Causes of toxic shock syndrome
TSS is caused by either Staphylococcus or Streptococcus bacteria.
These bacteria normally live harmlessly on the skin, nose or mouth, but if they get deeper into the body they can release toxins that damage tissue and stop organs working.
The following can increase your risk of developing TSS:
- using tampons – particularly if you leave them in for longer than recommended or you use "super-absorbent" tampons
- using female barrier contraceptives, such as a contraceptive diaphragm ↗ or contraceptive cap ↗
- a break in your skin, such as a cut ↗, burn ↗, boil, insect bite ↗ or surgical wound
- using nasal packing to treat a nosebleed ↗
- having a Staphylococcal infection ↗ or Streptococcal infection ↗, such as a throat infection, impetigo ↗ or cellulitis ↗
TSS isn't spread from person to person. You don't develop immunity to it once you've had it, so you can get it more than once.

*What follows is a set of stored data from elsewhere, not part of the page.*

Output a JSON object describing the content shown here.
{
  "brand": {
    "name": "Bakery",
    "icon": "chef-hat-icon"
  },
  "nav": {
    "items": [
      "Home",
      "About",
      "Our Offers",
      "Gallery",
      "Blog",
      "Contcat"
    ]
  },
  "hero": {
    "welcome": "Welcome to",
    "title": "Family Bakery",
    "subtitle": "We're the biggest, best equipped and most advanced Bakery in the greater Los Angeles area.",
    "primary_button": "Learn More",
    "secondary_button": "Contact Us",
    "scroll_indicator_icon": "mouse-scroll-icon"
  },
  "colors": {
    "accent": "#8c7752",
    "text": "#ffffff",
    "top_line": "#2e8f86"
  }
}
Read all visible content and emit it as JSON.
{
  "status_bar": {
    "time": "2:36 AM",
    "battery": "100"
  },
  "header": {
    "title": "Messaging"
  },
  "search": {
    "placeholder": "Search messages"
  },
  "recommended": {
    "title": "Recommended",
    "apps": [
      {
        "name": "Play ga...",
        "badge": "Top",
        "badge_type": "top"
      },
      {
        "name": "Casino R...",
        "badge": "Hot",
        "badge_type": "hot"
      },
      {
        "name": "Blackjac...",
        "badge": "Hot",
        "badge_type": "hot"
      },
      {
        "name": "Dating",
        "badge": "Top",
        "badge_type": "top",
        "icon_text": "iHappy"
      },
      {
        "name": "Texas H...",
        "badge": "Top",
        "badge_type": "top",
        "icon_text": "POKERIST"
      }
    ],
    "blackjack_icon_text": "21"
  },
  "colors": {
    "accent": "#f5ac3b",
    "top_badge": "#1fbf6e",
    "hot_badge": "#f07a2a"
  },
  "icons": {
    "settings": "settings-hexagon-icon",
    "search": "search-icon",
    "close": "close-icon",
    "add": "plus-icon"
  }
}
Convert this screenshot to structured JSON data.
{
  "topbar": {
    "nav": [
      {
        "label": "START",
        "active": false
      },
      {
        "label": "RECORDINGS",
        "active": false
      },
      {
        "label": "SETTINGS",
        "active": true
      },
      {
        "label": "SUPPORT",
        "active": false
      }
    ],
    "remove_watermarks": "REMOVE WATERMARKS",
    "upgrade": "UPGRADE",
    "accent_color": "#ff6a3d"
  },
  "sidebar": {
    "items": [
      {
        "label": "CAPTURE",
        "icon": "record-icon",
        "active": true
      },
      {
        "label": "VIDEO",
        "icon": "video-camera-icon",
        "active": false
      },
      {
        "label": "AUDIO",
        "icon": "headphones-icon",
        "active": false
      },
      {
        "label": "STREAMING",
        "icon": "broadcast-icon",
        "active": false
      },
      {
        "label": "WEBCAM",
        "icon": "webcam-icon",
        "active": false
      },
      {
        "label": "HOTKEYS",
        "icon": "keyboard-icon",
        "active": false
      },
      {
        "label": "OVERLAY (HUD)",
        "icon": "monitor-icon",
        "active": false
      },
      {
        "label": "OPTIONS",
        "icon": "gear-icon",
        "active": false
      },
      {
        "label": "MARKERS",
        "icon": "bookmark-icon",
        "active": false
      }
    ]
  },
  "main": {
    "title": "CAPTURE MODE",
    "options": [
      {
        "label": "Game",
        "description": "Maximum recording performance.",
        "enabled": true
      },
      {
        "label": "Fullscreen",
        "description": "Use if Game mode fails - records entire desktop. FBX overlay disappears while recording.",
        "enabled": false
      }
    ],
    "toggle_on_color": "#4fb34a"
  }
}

Preventing toxic shock syndrome
The following measures can help reduce your risk of TSS:
- treat wounds and burns quickly and get medical advice if you develop signs of an infection, such as swelling, redness and increasing pain
- always use a tampon with the lowest absorbency suitable for your menstrual flow
- alternate tampons with a sanitary towel or panty liners during your period
- wash your hands before and after inserting a tampon
- change tampons regularly – as often as directed on the pack (usually at least every four to eight hours)
- never insert more than one tampon at a time
- when using a tampon at night, insert a fresh tampon before going to bed and remove it on waking
- remove a tampon at the end of your period
- when using female barrier contraception, follow the manufacturer's instructions about how long you can leave it in
It's a good idea to avoid using tampons or female barrier contraception if you've had TSS before.